A semester in Project Management saw the guided instruction and support for the creation of my personal website and digital portfolio. This website, a resource for the education of track and field coaches, may be considered the culmination of my master’s experience at San Jose State University. Throughout the semester, we discussed, argued, and theorized ways to make this website better—for myself and my target audience. I ultimately created a succinct, minimalistic, and clean website which is easily accessible and interactive in nature. Through the guidance of course instructor Professor Richard Craig, I was able to take a simple and fundamental idea and transform it into a personal tool and a resource for my future career pursuits.
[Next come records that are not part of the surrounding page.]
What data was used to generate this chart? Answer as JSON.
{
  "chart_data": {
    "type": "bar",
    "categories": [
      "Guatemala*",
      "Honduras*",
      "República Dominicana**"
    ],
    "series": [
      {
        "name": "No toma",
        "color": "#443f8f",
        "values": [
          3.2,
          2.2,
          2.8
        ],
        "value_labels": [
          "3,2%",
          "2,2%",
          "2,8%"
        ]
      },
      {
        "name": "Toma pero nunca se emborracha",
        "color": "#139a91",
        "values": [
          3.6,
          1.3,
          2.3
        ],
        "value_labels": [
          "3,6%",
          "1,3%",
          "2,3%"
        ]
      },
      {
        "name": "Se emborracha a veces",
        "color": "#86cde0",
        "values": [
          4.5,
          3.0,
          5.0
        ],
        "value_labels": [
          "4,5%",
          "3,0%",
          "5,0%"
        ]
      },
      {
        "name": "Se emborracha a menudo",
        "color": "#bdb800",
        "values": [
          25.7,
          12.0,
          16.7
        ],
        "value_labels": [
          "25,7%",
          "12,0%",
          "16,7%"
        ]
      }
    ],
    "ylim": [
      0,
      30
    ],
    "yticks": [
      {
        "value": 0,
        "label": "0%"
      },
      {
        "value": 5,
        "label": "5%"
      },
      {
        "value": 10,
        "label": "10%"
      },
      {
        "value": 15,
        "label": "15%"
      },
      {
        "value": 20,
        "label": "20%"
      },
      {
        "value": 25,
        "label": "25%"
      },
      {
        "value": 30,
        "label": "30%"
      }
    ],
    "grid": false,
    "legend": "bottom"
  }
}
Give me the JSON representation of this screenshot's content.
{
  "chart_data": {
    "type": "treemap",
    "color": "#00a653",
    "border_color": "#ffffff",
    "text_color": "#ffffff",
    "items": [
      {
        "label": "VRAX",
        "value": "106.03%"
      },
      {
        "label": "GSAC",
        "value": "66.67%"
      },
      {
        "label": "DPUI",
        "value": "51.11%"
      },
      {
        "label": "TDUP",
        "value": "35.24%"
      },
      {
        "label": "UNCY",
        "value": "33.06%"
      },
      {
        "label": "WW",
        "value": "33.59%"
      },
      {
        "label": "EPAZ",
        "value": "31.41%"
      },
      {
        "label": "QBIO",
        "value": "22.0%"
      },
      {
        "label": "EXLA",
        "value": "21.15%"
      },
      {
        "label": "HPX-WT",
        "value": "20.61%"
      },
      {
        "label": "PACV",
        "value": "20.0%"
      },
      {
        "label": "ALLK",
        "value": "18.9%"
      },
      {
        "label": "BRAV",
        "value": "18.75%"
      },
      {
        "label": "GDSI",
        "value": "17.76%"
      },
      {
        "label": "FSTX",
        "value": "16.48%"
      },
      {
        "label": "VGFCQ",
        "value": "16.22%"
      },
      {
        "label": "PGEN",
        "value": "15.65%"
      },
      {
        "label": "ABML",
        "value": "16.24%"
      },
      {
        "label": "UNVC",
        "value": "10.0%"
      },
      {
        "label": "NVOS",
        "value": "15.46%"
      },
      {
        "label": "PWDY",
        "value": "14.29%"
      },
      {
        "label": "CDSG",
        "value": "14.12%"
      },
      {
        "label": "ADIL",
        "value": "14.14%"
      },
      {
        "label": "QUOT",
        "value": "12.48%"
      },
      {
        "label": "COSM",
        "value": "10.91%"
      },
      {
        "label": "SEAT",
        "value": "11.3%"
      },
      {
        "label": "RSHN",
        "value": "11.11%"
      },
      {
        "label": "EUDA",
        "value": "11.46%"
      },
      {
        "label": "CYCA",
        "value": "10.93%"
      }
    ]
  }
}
Theory of Mass Communication can be easily viewed as a divergence from Project Management and New Media Technology. There was no interactive element, no design qualities, and no digital components. What we accomplished in this class however, may be considered even more important than tangible creations. In Mass Communication Research, we gained the insight into content creation and more importantly, how to find what we needed to find and where to look.

The internet is an immense space, one populated by millions of websites, articles, and databases. The question is not always where to look or how to look, but increasingly—what to look for.  Taught by Professor Diana Stover, Theory of Mass Communication was a semester course dedicated towards the creation of an in-depth, complete, and resourceful literature review. Completed in my first semester at San Jose State University, this literature review was vital for the eventual creation and implementation of my personal website. Completing a google search is easy—a few strokes of the keyboard and you can find the answer to nearly any question or problem. Finding a specific article, a topic of research, or a field of study may not be. Throughout this course, we spend numerous hours honing in on research particulars, singular topics of study, and analyzing in-depth studies for salience and topic accomplishment.

My time at San Jose State University has been thought provoking and energetic. I spent innumerable hours working closely with advisers and professors learning, researching, and striving to accomplish a final goal of creating a personally tailored website and attaining my masters in mass communication. Each day served to open my eyes to different fields of study and an indefinite grasp of digital media and application.

Could these goals have been accomplished without this degree? Possibly. What is certain however, is that my accomplishments at San Jose State University were directly due to direct guidance, support, and the advocating of a multitude of professors. An undergraduate degree may be deemed a necessity, but a master’s degree—from the first day to the last—is more than that, it was my natural progress towards my future and a continued effort towards success as a coach.